In UP, neither the dalits nor the thakurs are fully happy or satisfied with the BSP. What Mayawati needs to do is to focus more on UP to fulfill her dream of coming to power at the Centre
Samarth Pathak Nagalia
Mayawati led Bahujan Samaj Party (BSP) has emerged as the dark horse in the political 'battle royale' of India. After clinching Uttar Pradesh-the nation's most populous state-many opine that the party could emerge as a major political wing in the upcoming Lok Sabha elections. Mayawati's magic lies in the fact that she has championed the cause of dalits, while appealing to the upper castes too. Yet, it turns out that things are not as smooth for the BSP as they appear to be.
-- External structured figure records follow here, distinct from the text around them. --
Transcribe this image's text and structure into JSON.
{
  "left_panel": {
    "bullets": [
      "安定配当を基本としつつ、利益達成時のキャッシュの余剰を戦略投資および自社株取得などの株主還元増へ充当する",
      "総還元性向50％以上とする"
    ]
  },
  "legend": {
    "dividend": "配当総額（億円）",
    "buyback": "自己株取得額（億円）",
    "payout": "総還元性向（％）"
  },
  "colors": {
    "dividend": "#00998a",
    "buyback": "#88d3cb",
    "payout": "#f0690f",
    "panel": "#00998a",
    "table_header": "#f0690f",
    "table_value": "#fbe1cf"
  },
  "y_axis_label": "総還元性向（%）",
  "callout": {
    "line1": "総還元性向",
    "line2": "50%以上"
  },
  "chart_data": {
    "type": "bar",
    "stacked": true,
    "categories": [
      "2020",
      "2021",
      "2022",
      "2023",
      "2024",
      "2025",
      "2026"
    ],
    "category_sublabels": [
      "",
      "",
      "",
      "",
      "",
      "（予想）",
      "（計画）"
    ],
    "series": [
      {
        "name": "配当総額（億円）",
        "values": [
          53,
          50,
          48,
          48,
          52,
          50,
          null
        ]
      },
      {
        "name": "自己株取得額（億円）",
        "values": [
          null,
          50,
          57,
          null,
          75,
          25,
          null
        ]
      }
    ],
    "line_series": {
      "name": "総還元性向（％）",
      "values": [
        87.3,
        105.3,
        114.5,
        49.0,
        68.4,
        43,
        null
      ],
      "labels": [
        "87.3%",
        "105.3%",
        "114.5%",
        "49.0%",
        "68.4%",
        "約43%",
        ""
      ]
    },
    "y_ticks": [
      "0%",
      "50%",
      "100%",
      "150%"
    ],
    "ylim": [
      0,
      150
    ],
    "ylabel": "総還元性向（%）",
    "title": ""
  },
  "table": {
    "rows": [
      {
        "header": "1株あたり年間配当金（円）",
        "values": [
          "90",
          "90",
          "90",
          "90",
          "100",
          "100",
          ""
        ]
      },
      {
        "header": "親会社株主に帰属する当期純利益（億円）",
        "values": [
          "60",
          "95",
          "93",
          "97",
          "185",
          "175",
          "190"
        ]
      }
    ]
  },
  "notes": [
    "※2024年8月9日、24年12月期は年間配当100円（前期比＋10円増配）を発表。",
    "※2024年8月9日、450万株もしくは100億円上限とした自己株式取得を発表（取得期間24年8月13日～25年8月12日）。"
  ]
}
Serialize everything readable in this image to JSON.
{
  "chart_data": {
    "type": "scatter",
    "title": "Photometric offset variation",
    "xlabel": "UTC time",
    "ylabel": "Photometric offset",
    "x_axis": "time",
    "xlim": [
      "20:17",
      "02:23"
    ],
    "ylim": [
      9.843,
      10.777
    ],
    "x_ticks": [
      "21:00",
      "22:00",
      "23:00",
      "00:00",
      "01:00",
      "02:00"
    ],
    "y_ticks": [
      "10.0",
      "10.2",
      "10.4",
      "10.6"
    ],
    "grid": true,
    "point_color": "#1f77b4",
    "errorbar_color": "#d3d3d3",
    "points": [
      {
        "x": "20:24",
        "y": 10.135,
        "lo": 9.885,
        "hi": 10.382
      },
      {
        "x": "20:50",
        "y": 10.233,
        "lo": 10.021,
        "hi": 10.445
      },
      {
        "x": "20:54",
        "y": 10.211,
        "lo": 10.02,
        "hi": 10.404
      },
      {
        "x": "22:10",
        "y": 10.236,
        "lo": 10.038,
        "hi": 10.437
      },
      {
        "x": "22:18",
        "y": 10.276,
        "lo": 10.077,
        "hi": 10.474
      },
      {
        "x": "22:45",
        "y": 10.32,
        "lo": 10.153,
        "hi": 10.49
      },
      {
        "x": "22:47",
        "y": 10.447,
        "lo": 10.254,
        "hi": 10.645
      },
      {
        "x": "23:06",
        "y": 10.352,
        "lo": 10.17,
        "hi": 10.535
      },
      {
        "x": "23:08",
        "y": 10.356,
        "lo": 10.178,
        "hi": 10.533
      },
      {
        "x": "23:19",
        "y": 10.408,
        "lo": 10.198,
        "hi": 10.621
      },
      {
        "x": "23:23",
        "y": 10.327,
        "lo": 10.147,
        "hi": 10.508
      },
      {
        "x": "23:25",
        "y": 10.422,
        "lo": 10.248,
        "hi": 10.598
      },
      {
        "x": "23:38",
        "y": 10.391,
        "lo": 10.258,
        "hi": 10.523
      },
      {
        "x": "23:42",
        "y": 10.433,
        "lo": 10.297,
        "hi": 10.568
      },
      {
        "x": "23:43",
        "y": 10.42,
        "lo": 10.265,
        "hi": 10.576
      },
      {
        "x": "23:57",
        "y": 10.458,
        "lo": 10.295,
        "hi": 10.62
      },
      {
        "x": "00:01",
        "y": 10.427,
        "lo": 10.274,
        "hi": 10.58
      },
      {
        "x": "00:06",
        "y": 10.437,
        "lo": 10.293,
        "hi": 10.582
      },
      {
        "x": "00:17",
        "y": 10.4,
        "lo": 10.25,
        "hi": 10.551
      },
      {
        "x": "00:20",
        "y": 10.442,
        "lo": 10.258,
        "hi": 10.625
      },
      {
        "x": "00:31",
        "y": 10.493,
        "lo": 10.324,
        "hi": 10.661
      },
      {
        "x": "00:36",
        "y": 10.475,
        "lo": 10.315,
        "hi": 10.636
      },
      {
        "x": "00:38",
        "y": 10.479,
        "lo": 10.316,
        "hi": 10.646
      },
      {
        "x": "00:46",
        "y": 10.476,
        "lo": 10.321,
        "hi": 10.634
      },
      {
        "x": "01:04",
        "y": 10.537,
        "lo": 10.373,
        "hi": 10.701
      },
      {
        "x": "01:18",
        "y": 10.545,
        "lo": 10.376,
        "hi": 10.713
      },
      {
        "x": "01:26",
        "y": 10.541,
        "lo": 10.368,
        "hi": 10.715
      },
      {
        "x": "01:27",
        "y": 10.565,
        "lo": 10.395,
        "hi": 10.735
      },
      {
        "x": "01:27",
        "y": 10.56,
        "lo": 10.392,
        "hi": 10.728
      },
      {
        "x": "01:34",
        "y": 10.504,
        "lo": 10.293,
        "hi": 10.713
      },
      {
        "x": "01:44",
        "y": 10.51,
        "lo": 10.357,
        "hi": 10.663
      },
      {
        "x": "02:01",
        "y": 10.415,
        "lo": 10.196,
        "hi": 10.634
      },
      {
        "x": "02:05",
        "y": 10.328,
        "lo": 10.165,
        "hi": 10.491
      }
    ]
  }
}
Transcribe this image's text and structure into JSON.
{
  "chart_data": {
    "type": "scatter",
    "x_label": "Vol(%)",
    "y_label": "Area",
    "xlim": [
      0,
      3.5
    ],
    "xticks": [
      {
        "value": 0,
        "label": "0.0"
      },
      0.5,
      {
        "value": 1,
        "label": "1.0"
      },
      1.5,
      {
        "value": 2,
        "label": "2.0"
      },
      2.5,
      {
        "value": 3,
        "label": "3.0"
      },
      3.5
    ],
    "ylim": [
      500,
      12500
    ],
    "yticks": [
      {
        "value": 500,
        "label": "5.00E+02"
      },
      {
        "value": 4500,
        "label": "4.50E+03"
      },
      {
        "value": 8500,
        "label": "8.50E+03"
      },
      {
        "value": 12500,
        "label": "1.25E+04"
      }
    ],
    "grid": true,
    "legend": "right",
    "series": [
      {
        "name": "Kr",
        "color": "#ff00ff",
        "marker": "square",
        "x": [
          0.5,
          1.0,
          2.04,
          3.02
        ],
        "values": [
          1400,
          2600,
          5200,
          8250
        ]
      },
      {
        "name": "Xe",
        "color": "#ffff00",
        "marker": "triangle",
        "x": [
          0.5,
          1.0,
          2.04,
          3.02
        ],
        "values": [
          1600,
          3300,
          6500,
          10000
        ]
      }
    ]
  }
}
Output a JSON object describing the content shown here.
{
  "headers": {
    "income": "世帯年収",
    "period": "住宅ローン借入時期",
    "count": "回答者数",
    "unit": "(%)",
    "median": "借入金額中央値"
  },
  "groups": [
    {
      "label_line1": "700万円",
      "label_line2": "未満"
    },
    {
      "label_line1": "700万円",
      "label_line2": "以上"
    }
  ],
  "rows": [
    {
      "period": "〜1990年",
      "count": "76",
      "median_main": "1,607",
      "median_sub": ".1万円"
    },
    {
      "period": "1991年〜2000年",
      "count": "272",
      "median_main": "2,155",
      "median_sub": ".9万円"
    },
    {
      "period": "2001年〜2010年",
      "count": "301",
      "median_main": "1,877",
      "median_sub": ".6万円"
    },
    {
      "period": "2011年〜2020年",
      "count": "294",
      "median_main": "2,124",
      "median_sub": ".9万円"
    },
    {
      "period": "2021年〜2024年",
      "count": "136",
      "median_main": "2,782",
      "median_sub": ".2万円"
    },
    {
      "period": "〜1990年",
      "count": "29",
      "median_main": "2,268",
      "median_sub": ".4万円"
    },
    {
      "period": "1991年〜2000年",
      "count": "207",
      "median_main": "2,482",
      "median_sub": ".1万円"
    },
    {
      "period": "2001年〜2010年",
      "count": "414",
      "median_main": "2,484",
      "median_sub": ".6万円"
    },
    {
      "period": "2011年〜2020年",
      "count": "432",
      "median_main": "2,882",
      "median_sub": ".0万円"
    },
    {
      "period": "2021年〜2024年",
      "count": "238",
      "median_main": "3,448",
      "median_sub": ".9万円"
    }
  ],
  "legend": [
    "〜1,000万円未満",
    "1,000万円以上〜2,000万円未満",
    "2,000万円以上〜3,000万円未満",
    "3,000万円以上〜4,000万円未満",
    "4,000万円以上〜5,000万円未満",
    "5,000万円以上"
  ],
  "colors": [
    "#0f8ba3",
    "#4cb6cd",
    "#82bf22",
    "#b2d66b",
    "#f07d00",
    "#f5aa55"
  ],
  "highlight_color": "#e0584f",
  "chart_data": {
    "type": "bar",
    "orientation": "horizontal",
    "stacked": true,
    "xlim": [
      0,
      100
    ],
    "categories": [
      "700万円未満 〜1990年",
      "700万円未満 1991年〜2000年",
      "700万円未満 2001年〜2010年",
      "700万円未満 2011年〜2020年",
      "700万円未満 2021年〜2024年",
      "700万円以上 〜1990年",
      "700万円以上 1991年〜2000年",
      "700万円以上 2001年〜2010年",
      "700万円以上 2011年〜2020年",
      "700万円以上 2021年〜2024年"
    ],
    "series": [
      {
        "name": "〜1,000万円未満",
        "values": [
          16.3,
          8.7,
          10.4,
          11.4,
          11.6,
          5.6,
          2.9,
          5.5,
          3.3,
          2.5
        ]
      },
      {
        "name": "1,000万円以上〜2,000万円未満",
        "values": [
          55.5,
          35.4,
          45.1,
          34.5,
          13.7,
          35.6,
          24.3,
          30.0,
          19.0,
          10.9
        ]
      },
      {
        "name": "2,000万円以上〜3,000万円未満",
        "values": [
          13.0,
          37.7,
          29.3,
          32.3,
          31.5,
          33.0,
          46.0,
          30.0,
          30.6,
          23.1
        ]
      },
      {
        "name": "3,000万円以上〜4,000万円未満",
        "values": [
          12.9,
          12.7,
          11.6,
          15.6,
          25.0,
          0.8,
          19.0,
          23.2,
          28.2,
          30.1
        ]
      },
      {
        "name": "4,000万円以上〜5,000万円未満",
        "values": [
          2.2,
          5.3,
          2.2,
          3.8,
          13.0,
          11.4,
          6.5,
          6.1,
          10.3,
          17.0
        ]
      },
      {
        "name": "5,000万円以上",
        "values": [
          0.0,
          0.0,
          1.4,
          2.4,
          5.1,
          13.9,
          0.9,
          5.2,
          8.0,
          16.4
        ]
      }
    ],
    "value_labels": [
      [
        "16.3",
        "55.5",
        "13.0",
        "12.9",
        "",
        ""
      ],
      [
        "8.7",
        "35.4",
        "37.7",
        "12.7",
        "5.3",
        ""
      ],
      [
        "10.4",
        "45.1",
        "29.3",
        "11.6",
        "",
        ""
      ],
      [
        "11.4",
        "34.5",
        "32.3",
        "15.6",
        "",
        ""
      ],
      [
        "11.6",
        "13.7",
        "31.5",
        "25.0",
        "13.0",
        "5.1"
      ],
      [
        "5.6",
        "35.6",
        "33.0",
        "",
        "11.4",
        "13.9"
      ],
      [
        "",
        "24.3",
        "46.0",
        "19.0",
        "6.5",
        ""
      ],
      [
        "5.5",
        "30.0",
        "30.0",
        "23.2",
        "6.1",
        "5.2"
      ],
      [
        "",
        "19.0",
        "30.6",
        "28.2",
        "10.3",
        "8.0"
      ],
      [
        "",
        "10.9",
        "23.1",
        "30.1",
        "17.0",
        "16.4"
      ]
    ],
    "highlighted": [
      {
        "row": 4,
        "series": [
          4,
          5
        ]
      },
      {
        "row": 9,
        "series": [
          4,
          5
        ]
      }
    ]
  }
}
In the village of Nagalia that falls under the Gabhana tehsil of Aligarh in western UP, the thakurs openly voice their resentments against the Mayawati regime. In heated debates, they unanimously believe that empowerment of dalits has weakened their standing in the village affairs. Durga Singh, a local farmer, says, "The BSP has not really helped the upper castes. We made a mistake by voting for Mayawati. The dalits are more united than ever, and often speak against us. We no longer enjoy the power at the village level as we did earlier." Naurangi Lal, the village priest chips in, "I am not against the dalit community. But empowering them by weakening the other communities is unfair. This is what Mayawati has done. The thakurs and brahmins supported her since we felt that it would lead to large scale development, by uniting all communities. But we feel cheated as the dalits are now questioning our opinions and views." These thoughts are backed by many in the upper castes. A few villagers said that Mayawati is a sword which has cut the throats of the thakurs and brahmins.
The setting up of special committees to provide aid to the harijans is also seen as a threat by the thakurs. They claim that if a dalit lodges a complaint, the committee and the police threaten to take action against the upper castes immediately. Bribing babus and police is the only way to escape their wrath. Brows furrow as they watch a dalit unloading a heavy sack of hay from a bullock cart. "Now, we are at the mercy of these harijans as the police only listens to them. Things were better under the Congress and the BJP. Atleast we had our say in day to day governance", says Kishan Lal with scathing sarcasm.
But the dalit community maintains that development for them remains a far cry. Though the prospect of Mayawati as the chief minister clearly gives them a sense of pride, however, there is no visible improvement in their standard of living as yet. They still live in small, dark kuchha huts, made of mud and hay and are still considered impure by the upper castes. They are still forced to migrate to nearby towns to support their large families. The dalit children still do not go to school, for ‘the teacher does not pay attention to them'. And they still go hungry, often for days.
"Do we look like we are living an easy life? We are as we have always been--poor. The committees do lodge our complaints, but for bribes. The police does not make things easy either. We cannot afford to spend our hard-earned money this way. Things are slightly better than before in the sense that now we have a sense of security. We can voice our grievances and opinions. But the attitude of the upper castes remains the same. Till attitudes remain such, there can be no development," says Bidharam.
Deeply etched in the wrinkled faces of most elderly harijans are the lines of hopelessness. Speaking to them of politicians and parties, the hustle bustle of towns, or even of development seems to be pointless. They lead a life of utter misery in abject poverty. Watching children, engaged in a game of marbles, Bidharam continues, "There is no future for these kids in the village. It is better to work in Gabhana or Aligarh, rather than under a thakur here. There is no open hostility between us, but the ideologies and traditional values are sacrosanct. Violating these can lead to trouble. Just last month, a young boy was beaten up by thakurs in a village nearby for drinking from their tap. This discrimination is still present. And no matter who is in power, our troubles would remain far from over."
In this tussle of opinions, one thing is clear: neither the dalits nor the thakurs are fully happy or satisfied with the BSP. What Mayawati needs to do is to focus more on UP to fulfill her aim of coming to power at the Centre.